LE STORIE DI IERI
Qualcuno volò nel cielo del Viceré
Delle più straordinarie macchine volanti legate al nome del signore di Montgolfier anche a Palermo si era parlato a lungo nella prima metà del 1790. Specialmente nei salotti degli intellettuali ricchi che possedevano quei rudimenti che in città avevano permesso il breve volo di pallonetti pieni d’aria surriscaldata. Come la "mongolfiera" in miniatura che si era alzata dall’astraco di palazzo Pietraperzia. Avvenimento per niente da paragonare a quello che sui tetti della città vicereale del principe di Caramanico avrebbe avuto come protagonista un capitano dell’esercito napoletano. Tale Vincenzo Lunardi che al mestiere delle armi aveva preferito quello del trasvolatore a pagamento e che da tempo si librava nel cielo delle maggiori città europee a bordo d’una attrezzata navicella sorretta da un pallone mostruoso. Fatto di seta e di non meglio identificabile "vernice elastica", dalla circonferenza di ben 102 piedi e dal diametro di 22, tale e quale quello che sul prato della Villa Filippina aveva cominciato a gonfiarsi all’alba del 31 luglio del 1790. Da settimane qui non si parlava d’altro. E chi sapeva leggere aveva anche appreso che l’aria calda per gonfiare l’aerostato si sarebbe ottenuta facendo reagire la limatura di ferro col vetriolo e che il volo di Lunardi si sarebbe concluso nientemeno che sull’isola di Ustica. Ovvio quindi che una folla assetata d’emozioni - per una volta non connesse a un autodafè dell’abolita Inquisizione - si fosse radunata di prima mattina sul piano polveroso di Sant’Oliva.Trattenuta a stento, davanti al cancello della sontuosa dimora di frati, dal servizio d’ordine rinforzato dai temibili soldati della guardia del Viceré anch’egli felicemente presente.

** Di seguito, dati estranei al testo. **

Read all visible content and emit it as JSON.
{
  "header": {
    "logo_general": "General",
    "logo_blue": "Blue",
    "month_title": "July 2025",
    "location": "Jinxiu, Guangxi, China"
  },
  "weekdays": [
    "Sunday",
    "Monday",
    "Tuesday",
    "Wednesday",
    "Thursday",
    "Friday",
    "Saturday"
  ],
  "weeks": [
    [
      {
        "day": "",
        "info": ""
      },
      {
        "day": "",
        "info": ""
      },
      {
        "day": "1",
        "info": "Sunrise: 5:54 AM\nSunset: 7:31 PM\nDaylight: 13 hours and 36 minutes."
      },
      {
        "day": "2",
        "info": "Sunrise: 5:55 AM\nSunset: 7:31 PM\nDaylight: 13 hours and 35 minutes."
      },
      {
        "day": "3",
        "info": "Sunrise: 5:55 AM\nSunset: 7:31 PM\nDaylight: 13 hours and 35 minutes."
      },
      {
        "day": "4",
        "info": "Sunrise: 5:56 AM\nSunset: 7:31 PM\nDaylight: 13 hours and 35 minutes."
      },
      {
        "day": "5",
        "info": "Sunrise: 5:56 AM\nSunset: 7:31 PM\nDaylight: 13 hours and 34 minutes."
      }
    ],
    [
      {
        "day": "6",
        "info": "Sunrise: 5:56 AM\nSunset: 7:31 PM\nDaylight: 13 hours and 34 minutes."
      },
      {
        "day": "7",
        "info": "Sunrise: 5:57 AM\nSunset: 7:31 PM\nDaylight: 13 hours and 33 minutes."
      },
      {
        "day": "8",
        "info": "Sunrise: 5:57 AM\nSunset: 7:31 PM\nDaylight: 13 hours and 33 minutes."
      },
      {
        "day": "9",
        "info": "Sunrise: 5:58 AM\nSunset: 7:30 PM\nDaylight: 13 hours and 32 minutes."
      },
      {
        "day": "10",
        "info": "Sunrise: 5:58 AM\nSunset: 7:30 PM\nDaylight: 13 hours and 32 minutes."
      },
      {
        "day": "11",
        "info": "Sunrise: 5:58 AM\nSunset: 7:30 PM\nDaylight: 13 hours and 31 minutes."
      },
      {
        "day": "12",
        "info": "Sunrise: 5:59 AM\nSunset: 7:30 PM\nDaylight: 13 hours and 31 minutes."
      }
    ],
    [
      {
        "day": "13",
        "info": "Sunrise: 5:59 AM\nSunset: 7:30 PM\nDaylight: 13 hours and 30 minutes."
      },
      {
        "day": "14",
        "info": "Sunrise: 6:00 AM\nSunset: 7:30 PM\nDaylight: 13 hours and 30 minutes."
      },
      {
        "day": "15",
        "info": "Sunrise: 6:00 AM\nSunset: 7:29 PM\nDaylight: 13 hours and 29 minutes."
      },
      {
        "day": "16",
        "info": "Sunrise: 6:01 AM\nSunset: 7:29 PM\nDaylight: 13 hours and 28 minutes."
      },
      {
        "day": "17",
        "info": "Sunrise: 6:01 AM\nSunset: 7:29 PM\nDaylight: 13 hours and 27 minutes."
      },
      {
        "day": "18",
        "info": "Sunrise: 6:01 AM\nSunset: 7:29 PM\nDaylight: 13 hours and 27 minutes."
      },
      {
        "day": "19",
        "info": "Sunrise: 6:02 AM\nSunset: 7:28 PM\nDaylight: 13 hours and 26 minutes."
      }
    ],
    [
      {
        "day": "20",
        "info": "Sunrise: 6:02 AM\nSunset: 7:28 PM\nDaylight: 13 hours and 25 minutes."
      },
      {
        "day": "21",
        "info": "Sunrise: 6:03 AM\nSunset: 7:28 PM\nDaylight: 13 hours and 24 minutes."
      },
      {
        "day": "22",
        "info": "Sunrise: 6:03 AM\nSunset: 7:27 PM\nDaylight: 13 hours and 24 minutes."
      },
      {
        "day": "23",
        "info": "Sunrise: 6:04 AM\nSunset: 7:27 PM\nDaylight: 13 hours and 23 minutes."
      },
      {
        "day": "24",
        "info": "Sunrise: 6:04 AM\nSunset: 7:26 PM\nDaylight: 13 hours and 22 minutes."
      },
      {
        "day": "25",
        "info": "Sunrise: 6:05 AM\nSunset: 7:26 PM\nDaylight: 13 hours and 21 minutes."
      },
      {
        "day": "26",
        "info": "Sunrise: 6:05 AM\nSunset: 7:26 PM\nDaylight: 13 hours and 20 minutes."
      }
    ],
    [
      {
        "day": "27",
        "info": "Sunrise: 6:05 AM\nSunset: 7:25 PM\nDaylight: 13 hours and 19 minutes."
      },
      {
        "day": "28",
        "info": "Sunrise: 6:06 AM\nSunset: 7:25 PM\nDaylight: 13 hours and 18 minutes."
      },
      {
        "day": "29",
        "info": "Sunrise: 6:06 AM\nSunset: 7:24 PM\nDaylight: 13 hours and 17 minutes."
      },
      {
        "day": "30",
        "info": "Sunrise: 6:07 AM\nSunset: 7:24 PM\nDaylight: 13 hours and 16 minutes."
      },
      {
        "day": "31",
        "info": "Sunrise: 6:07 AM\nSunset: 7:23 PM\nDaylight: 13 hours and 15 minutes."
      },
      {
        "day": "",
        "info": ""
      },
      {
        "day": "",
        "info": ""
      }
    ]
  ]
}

Al Teatro del Sole, fra gli stessi Quattro Canti che almeno per una volta furono proprio la ribalta d’una inedita cerimonia di gioia collettiva. E dove, nel 1633, più alta del consueto sollevarono la forca per un’assai diversa protagonista delle nostre cronache. Teofania d’Adamo, intossicatrice impenitente che s’intestò il potente veleno del quale nel 1795 sarebbe morto, quasi certamente, un non più entusiasta don Francesco d’Aquino, principe di Caramanico e Viceré di Sicilia.